Wednesday, August 16, 2006

Fear and Greed

In simple terms, fear and greed affect investors' decision by impeding their ability to think rationally. A good investor tries to detach emotions from decision making but it is easier said than done. Let's try to see how they actually work to deter investors from making good investment decisions.

Fear: An investor has done his groundwork/due diligence, he is convinced that the stock has sound fundamentals and is relatively cheap. However, the market is a bearish mode, he fears further downside and decides not to buy, but to wait-and-see. The market rebounds and he lost the good opportunity to buy.
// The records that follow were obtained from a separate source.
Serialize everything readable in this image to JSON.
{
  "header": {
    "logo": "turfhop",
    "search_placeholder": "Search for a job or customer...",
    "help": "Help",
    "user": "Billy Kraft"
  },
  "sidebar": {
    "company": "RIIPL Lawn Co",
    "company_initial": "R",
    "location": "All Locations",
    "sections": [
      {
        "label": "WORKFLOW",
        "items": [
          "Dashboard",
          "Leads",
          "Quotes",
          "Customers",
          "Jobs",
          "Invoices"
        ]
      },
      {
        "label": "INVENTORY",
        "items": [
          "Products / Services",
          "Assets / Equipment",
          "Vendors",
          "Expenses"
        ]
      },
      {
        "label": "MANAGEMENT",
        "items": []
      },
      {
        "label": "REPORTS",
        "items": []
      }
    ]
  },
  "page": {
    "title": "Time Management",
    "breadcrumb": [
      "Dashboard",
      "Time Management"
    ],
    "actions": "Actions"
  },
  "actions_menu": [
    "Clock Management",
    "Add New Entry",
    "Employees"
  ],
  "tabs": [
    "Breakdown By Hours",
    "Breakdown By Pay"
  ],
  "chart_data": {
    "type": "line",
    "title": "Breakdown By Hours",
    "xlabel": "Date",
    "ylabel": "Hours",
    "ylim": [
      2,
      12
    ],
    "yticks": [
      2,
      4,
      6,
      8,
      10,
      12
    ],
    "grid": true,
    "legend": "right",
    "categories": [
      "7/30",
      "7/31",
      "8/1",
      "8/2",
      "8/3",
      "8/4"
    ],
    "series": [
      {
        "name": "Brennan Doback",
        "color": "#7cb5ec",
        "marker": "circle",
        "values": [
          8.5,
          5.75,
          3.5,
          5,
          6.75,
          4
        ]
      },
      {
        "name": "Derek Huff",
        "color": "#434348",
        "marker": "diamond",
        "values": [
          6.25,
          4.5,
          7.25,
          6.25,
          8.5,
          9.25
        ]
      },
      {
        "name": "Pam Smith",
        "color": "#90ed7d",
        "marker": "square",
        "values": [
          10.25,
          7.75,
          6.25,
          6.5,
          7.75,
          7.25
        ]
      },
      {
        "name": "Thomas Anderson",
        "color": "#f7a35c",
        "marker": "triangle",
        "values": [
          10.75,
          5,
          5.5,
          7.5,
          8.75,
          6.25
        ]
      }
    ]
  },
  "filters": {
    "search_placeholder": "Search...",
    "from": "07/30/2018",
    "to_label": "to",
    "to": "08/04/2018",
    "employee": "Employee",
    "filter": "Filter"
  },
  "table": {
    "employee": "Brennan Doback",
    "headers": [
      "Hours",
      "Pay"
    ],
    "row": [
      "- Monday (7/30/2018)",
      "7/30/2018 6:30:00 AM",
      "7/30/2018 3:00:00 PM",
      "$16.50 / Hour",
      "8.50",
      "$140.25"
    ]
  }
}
Greed: The stock has done very well and all the good news has been factored in, but the investor thinks that there might be a new investment thesis for the company, e.g. they can continue to grow via M&A. On valuations, the stock is no longer cheap, unless you become super creative in calculating its future intrinsic value. Obviously, greed has taken over the investor, he fails to see that the stock is already very expensive and refuses to sell. The stock tanked after a few weeks.

Of course, fear and greed also helps in the opposite scenarios. For e.g. in the first case, the bear market might continue for 2-3 years, and by waiting, the investor could have bought the stock at an even lower price. I guess the moral of the story is to be mindful of these emotions, understand that they will affect your decision making and try to implement ways of going around them in your investment process. One tried and tested method would be looking at valuations, and use valuations to determine your trades i.e. only buy stocks that are cheap, in fact very much cheaper than its intrinsic value.

1 Comments:

At 11:02 AM, Blogger Jay said...

Value investing does not try to time the market. At the very extreme case, as with Warren Buffett, he holds his stocks for the long term like 30yrs or so. He never trades them.

For us, normal folks, my advice would be to not look at the markets every day. Do a lot of work before buying, and I mean a lot of work. Maybe like 2 months of reading annual report and broker report. Then wait for a good time to buy.

After you bought. Don't look at it. Buy a small sum so that it will not bother you. Over time, when you develop more insights, you can go for higher stakes.

Investing cannot make you very rich, I have a post on that. Treat it like another FD but one that gives you 8%pa. If you are good, can go as high as 15%-20%pa.